On the last day, over the moors and down to the sea, to Whitby. The town seemed in a time-warp, an Edwardian seaside resort still jollying along. You could queue up for tickets to visit the sailing ship Grand Turk; elderly Yorkshire folk sat ruddy and animated on the many public benches. We gave money to a busker who sang old-fashioned songs while working the strings of his puppet accompanist, Professor Stringfellow.
If I haven’t been perfectly polite about some aspects of the Yorkshire scene - especially the Great Stink - I have an excuse. Half my family came from Yorkshire. They say only Jews are permitted to tell Jewish jokes. By the same token, as a half-Yorkshireman I’ve made a meal (if that’s an apt expression) of the effluvia of the Yorkshire countryside. Really, my only serious criticism is of the meanness of charging disabled people to use car parks. It lays Yorkshire open to a charge that the Scotch half of me knows only too well. Apart from that, Yorkshire is cool.

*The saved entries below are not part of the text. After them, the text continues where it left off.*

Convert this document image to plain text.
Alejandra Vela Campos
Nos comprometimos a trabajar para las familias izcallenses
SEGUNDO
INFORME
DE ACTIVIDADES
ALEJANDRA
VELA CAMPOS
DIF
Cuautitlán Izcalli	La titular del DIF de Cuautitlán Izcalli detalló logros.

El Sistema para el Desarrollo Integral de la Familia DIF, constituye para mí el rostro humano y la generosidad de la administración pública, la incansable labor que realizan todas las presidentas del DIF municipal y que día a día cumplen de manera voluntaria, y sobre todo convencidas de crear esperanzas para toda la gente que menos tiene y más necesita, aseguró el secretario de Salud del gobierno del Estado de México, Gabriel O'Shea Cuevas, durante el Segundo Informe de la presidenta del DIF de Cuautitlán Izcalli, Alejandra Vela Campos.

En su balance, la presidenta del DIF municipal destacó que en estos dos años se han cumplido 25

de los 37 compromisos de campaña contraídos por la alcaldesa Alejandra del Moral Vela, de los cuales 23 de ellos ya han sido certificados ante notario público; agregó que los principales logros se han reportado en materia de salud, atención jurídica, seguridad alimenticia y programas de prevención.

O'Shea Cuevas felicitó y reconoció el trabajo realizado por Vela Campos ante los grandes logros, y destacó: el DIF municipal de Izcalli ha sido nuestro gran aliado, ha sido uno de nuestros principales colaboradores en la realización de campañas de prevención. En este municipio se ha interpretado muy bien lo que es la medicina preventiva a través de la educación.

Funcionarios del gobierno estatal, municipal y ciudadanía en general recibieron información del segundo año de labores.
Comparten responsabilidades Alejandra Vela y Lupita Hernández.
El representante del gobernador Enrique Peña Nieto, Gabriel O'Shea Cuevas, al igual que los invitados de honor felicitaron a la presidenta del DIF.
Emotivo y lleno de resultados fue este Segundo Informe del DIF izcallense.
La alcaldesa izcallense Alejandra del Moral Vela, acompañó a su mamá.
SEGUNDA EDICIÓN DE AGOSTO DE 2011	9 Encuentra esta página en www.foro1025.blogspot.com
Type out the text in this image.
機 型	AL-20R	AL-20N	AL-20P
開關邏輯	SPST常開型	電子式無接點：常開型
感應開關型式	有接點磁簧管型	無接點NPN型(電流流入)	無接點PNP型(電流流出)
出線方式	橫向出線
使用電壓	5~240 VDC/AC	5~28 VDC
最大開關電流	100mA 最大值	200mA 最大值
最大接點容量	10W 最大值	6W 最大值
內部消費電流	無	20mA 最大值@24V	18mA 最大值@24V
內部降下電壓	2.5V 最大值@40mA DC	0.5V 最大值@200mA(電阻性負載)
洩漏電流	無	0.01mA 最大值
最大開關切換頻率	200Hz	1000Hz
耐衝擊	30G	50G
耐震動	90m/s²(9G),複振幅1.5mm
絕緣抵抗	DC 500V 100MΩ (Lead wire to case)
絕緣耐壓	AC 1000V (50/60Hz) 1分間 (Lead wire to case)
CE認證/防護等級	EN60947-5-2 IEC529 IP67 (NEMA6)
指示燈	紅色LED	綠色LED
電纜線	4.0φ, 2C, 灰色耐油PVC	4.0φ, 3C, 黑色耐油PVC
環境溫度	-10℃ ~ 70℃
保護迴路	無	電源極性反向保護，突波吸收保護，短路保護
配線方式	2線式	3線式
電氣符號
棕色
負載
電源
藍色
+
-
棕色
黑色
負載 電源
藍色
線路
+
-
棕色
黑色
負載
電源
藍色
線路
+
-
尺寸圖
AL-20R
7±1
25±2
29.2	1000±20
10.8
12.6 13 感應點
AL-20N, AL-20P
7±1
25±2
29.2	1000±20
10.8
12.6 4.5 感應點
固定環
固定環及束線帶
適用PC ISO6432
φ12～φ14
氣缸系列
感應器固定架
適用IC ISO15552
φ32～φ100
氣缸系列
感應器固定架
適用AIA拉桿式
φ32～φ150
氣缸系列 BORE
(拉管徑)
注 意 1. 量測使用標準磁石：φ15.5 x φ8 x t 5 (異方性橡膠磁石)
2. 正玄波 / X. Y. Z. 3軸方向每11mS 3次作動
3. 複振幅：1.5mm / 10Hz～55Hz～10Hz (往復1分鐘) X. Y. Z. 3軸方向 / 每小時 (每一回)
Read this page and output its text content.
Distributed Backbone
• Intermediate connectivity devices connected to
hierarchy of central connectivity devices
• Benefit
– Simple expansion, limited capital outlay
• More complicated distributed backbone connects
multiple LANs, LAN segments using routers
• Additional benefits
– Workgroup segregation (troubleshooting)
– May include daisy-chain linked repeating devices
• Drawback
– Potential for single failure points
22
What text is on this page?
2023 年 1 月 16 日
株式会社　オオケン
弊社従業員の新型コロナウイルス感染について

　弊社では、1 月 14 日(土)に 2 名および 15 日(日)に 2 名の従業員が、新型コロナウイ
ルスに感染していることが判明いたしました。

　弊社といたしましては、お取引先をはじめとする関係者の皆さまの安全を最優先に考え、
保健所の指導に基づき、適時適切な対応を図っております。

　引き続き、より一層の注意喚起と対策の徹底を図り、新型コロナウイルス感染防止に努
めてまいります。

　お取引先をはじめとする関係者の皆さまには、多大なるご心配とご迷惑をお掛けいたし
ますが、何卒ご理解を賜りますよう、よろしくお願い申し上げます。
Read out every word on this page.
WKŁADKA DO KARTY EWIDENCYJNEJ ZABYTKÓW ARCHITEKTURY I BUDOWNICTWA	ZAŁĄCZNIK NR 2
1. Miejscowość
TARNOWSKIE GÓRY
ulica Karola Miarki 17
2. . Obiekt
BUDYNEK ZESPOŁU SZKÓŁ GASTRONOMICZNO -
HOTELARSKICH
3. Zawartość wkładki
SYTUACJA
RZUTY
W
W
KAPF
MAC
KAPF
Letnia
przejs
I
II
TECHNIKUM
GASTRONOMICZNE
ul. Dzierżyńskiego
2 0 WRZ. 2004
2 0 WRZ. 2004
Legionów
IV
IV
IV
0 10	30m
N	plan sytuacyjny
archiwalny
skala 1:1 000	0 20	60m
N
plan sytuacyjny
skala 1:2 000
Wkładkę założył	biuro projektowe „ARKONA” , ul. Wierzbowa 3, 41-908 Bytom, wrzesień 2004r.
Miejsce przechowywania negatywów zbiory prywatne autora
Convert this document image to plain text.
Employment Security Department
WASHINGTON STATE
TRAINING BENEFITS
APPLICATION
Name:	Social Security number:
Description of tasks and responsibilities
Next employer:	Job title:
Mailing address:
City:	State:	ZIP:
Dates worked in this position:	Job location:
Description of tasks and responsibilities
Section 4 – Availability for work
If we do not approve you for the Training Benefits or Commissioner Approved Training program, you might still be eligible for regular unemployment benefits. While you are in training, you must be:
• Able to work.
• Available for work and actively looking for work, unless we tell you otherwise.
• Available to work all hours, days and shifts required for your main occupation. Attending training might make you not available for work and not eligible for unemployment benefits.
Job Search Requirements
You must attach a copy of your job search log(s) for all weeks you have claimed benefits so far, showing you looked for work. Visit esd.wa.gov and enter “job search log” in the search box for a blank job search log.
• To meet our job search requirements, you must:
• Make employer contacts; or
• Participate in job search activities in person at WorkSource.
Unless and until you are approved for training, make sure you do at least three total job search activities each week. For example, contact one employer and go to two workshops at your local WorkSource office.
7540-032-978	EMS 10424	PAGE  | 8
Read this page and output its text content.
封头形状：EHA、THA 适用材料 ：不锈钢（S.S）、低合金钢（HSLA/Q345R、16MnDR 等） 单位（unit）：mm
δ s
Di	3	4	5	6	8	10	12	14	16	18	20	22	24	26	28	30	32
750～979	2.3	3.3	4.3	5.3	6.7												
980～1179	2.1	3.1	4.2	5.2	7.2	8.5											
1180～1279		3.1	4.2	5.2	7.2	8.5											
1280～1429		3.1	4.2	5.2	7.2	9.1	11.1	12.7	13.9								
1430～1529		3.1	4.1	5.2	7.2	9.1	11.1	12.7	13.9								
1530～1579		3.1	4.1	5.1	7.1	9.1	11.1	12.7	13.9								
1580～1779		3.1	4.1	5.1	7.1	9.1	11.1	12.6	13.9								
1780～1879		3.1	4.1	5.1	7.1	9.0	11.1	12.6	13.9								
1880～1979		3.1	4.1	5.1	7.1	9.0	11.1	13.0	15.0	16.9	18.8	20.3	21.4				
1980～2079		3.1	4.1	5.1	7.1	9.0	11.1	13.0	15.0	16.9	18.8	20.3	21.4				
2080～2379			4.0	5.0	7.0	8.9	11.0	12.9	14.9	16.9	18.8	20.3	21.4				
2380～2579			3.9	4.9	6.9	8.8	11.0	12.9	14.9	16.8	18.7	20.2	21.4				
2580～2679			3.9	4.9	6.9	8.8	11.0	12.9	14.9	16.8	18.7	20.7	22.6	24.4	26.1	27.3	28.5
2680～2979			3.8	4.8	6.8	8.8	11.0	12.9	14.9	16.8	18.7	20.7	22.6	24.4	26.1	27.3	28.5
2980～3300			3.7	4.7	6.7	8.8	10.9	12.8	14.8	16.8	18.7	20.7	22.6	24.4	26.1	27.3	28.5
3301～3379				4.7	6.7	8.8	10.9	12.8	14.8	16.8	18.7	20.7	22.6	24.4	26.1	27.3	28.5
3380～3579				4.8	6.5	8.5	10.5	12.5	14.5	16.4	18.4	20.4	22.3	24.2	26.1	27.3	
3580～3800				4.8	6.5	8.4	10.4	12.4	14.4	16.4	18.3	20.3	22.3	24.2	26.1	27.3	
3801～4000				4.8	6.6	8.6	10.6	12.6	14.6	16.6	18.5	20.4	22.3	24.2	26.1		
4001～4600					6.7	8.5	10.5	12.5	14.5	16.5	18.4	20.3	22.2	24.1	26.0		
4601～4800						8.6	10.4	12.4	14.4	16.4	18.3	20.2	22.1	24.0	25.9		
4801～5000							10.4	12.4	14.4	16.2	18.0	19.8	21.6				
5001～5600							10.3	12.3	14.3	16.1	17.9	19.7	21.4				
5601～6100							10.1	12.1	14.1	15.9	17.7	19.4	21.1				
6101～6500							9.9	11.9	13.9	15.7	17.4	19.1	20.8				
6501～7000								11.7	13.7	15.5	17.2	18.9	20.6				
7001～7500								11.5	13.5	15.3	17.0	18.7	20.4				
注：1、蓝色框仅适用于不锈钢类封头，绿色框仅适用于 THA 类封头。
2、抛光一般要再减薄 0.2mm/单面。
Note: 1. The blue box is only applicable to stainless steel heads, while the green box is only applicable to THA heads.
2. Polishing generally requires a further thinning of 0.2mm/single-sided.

But so are many other places at home and abroad. It hardly matters where you go, so long as you're in a different place, looking at different landscapes. Staying in a hotel, even a good one, isn't very congenial; there's always just a hint of open prison about it, I feel. But it's part of what we mean when we say, 'I need a break' - we need to have our attention turned to something different for a few days. Different landscapes, different food, a new stink zone.